Far beyond the apparent 'coldness' of the data, their analysis allows us to identify a pattern of regional and racial disparities, such as those presented by the North and Northeast, which has the worst rates of children and adolescents with some type of deprivation, in which no state was below 70%, which indicates the worst conditions of life.
The biggest negative highlights were the states of Pará, Amapá, Maranhão and Piauí, all above 90%. Conversely, the South and Southeast regions had the best rates, with emphasis on São Paulo, with the best national rate, at 37%, followed by the Federal District, with 37.6%.
As a way of measuring the level of multidimensional poverty, Unicef takes into account children and adolescents' access to six basic rights: income, education, information, water, sanitation and housing.

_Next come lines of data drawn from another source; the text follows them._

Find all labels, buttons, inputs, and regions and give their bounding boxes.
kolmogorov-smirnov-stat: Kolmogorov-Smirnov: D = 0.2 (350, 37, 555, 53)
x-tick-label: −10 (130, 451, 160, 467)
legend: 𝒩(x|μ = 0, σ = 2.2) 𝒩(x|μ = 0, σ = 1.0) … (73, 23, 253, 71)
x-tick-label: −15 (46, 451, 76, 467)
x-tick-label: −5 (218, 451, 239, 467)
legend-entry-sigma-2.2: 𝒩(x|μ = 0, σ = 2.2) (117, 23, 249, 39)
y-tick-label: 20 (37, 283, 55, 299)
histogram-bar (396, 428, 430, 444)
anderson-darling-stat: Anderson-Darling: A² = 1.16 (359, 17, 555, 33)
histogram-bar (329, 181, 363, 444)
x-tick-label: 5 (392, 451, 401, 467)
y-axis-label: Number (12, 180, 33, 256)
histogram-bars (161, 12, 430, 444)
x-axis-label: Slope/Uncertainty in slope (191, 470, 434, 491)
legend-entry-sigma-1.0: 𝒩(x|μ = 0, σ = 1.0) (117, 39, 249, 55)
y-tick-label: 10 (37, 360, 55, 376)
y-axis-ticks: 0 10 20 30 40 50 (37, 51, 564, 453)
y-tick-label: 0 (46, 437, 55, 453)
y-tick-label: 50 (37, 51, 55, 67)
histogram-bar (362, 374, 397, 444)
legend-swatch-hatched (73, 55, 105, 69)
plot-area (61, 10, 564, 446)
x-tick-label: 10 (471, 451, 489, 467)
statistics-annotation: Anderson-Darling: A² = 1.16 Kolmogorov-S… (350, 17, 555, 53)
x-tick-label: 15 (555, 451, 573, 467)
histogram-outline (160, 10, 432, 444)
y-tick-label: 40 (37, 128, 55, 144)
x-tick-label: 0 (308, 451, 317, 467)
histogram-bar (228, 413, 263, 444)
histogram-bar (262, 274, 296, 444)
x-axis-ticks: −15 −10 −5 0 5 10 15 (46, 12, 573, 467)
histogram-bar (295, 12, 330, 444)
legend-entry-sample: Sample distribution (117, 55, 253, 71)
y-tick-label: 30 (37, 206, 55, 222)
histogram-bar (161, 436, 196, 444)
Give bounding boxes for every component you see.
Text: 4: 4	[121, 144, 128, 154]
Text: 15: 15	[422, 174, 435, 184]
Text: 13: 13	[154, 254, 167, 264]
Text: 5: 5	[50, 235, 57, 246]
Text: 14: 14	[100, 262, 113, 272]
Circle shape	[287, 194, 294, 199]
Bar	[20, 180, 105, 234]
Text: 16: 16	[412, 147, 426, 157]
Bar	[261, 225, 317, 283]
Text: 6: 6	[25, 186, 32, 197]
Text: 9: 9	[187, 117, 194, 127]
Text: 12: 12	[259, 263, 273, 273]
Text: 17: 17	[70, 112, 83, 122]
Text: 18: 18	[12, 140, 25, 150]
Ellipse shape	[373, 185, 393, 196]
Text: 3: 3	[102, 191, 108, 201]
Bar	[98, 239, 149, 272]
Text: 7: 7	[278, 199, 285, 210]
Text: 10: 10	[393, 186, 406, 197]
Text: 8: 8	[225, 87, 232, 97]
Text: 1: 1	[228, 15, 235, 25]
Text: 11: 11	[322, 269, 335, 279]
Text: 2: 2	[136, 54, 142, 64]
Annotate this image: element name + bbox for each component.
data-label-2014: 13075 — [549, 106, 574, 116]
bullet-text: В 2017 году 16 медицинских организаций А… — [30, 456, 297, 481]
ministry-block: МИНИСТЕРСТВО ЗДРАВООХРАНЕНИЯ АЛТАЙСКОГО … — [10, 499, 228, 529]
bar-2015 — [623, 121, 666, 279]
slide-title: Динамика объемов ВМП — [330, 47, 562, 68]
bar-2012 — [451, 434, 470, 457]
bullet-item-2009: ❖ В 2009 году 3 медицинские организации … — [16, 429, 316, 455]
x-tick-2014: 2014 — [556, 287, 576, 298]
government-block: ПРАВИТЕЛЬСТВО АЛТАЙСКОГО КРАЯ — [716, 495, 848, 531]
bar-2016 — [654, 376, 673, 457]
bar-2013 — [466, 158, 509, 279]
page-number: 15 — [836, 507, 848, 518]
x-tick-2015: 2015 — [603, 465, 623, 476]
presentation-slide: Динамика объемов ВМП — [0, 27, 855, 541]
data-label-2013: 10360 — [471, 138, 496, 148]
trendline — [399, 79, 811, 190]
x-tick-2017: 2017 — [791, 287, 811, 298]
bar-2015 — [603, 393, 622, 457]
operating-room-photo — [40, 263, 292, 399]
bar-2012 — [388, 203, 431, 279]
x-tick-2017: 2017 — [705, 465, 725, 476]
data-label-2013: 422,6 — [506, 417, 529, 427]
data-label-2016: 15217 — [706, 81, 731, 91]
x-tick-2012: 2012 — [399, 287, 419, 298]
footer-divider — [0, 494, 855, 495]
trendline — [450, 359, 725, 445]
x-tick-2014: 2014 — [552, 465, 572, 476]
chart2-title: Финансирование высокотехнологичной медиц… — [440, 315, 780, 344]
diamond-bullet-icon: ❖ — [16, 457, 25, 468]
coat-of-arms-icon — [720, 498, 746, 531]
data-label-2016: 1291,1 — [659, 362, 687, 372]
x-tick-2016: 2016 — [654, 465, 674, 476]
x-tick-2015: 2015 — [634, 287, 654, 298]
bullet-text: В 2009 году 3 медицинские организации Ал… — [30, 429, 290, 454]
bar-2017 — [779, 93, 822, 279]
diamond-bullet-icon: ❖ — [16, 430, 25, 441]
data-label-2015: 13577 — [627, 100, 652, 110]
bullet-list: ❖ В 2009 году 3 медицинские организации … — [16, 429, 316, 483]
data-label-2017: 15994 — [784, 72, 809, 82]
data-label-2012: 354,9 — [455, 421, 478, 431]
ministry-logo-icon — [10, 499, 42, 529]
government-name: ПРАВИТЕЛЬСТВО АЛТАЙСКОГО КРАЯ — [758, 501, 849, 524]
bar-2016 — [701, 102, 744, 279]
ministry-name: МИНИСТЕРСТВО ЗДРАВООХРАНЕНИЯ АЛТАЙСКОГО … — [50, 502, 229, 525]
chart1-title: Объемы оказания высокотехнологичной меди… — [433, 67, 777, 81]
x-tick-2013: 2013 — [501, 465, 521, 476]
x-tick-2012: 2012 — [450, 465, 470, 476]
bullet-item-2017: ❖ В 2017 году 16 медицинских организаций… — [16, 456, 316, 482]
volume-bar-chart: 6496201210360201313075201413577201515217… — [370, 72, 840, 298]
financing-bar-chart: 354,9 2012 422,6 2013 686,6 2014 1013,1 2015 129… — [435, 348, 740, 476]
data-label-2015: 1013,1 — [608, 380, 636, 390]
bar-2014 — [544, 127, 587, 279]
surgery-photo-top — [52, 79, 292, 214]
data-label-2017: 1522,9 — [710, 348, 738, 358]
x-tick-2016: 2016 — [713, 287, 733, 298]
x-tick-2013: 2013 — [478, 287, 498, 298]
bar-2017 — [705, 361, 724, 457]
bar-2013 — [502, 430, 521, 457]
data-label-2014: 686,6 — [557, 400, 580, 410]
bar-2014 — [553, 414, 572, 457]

They are also considered, from situations of intermediate deprivation – when there are difficulties in exercising rights – to extreme, when there is no access. Such information is collected by Unicef, based on the Continuous Household Sample (Pnad Contínua), from the Brazilian Institute of Geography and Statistics (IBGE). “We start from the principle that children’s rights are a priority and everyone is equally important”, explains Varella.
Color is also another weight difference, due to the concept of multidimensional poverty, since, while 48.2% of white people had some deprivation, this percentage jumped to 68.8%, in the case of black people, a difference of 20.6 percentage points (p.p.) in 2022, which was 22.1 p.p. in 2019.